Associative algebras whose induced Lie algebras are reductive. Let $(A,\cdot)$ be a finte dimensional associative algebra over $\mathbb{C}$, which is noncommutative, and $(\mathfrak{g},[\cdot,\cdot])$ be its induced Lie algebra, i.e., $\mathfrak{g}= A$ as vector spaces and $[x,y]:=x\cdot y-y\cdot x,\forall x,y\in{A}.$ If

*

*the annihilator $ann(A):=\{x\in A:x\cdot y=y\cdot x=0,\forall y\in A\}$  is zero. (Note that there do exist associative algebras  having  non-trivial annihilator, for exmaple, nilpotent associative algebras).

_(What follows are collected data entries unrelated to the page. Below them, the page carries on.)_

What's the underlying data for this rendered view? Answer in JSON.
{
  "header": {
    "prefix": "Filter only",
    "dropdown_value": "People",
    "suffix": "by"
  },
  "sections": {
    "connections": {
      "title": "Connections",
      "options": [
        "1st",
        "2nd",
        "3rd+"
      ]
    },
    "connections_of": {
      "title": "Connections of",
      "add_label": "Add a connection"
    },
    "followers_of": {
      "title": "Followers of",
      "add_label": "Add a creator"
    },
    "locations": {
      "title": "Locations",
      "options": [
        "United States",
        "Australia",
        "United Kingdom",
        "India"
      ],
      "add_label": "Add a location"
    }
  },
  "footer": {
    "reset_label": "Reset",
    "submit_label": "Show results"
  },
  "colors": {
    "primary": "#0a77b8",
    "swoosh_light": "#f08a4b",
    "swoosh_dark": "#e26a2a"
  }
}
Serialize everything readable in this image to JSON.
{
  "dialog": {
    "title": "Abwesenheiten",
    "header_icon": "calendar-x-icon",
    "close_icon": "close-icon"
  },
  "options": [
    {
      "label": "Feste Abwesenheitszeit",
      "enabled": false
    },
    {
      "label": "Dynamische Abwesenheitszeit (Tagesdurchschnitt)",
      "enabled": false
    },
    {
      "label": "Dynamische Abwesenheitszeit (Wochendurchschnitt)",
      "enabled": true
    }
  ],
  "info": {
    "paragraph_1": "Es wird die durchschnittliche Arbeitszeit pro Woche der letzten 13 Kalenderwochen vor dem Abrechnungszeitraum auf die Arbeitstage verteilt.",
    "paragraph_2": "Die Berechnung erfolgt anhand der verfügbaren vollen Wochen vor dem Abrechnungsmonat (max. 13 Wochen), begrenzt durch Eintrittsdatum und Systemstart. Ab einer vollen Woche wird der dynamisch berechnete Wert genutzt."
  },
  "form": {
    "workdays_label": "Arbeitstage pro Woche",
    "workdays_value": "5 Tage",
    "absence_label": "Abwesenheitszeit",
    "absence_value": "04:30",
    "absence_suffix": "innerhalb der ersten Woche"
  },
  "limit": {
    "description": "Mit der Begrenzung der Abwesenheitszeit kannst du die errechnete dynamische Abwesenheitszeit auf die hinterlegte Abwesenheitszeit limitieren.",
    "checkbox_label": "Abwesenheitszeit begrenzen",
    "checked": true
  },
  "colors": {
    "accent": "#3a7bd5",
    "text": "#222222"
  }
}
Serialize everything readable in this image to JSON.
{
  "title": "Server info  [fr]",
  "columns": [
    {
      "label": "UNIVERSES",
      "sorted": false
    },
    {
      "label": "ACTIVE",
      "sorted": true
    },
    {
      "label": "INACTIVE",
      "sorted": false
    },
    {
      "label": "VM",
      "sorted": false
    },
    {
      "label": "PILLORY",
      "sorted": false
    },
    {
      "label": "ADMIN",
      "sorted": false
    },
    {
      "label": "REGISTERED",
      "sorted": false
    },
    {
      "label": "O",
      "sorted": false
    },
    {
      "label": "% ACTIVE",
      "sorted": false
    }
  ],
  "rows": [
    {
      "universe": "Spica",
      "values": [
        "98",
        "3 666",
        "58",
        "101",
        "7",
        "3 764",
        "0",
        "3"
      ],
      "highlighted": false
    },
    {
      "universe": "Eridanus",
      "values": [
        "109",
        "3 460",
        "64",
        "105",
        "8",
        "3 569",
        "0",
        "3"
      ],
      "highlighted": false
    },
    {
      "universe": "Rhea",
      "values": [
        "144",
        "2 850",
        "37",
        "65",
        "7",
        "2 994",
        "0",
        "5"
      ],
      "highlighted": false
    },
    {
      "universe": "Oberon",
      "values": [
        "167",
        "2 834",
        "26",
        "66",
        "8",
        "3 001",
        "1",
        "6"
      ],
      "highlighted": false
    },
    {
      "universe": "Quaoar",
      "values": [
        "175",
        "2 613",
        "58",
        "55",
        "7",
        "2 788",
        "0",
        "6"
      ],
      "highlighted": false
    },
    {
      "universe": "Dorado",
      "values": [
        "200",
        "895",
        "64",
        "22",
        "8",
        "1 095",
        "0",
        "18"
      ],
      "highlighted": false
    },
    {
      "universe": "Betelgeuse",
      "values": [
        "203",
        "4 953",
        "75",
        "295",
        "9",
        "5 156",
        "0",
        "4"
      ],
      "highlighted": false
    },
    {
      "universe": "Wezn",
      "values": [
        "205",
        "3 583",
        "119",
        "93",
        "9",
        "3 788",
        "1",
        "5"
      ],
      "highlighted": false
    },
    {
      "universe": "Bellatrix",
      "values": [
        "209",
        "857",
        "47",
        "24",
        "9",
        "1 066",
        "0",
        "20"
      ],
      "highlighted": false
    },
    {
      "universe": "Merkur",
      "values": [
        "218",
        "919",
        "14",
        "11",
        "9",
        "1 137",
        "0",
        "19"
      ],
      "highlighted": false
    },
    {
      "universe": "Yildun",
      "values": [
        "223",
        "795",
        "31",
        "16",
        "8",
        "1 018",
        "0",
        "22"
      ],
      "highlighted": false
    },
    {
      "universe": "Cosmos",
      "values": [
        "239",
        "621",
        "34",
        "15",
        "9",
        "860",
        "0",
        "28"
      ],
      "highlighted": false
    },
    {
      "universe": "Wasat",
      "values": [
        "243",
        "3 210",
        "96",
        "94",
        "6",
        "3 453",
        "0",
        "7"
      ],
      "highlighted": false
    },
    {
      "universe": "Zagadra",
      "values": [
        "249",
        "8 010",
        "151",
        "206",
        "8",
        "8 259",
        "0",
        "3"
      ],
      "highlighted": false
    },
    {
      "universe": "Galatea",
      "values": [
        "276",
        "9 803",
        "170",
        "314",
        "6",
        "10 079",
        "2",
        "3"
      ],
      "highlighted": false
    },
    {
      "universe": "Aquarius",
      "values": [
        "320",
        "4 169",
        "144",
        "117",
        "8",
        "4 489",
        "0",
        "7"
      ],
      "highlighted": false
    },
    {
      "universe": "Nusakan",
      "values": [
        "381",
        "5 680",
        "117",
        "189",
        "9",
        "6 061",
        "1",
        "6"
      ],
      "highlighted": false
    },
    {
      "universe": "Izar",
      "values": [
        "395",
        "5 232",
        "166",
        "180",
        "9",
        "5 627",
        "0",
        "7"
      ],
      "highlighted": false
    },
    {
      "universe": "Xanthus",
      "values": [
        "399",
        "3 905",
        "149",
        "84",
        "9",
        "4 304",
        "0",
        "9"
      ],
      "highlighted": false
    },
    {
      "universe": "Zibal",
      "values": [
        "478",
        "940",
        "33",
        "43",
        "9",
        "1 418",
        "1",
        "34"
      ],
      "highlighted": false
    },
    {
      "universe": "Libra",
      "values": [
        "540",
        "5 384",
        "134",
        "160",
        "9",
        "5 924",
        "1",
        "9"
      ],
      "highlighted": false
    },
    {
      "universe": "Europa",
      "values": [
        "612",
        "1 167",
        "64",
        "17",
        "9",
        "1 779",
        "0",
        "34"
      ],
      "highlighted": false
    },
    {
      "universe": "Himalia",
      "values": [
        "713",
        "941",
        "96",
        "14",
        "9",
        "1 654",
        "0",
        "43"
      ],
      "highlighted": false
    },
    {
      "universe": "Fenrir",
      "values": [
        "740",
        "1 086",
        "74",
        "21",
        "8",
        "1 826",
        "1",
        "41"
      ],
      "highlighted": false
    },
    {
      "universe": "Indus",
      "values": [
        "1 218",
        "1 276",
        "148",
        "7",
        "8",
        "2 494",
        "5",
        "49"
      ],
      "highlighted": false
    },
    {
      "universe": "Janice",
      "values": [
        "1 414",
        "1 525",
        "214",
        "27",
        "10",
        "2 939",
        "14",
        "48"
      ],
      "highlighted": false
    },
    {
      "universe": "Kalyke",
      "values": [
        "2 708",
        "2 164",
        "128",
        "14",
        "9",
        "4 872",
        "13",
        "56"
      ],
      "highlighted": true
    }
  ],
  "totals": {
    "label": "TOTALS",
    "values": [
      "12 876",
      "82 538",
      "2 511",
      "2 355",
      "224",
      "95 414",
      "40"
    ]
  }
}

*$(\mathfrak{g},[\cdot,\cdot])$ is a reductive Lie algebra, i.e., the adjoint
representation ad$:\mathfrak{g}\rightarrow\mathfrak{gl}(\mathfrak{g})$ is completely reducible.

Then is  $(A,\cdot)$ necessarily a semisimple associative algebra? If not, are there any counterexamples?
 A: Any such associative product $x\cdot y$ defines a pre-Lie algebra structure on the Lie algebra $\mathfrak{g}$. This means we have $(x,y,z)=(y,x,z)$ for the associator in the algebra $(A,\cdot)$, where $A$ and $\mathfrak{g}$ have the same underlying finite-dimensional vector space, and that $[x,y]=x\cdot y-y\cdot x$. If this product $x\cdot y$ is commutative, $\mathfrak{g}$ is the zero Lie algebra. We want to exclude this.
For the reductive Lie algebra $\mathfrak{gl}_n(\Bbb C)$, these
structures have been classified, see for example here, and the references therein. Then the algebra $(A,\cdot)$ is simple, see Lemma $2$.
In general, it is an open problem, which complex reductive Lie algebras admit such a pre-Lie algebra structure (or an associative structure).
The example by Torsten is the $6$-dimensional algebra $A=M_2(\Bbb C)\times A_1$,
where $A_1$ has a basis $\{1,x\}$ with $1\cdot 1=1, 1\cdot x=x\cdot 1=x$ and $x\cdot x=0$. The algebra $(A,\cdot)$ is associative, but not commutative  and not semisimple. It has the reductive Lie algebra $\mathfrak{sl}_2(\Bbb C)\oplus \Bbb C^3$.
A: To move this from comments to an answer, a nonabelian counterexample is given by
$$A = \mathbb C[x]/(x^2) \times M_2(\mathbb C) .$$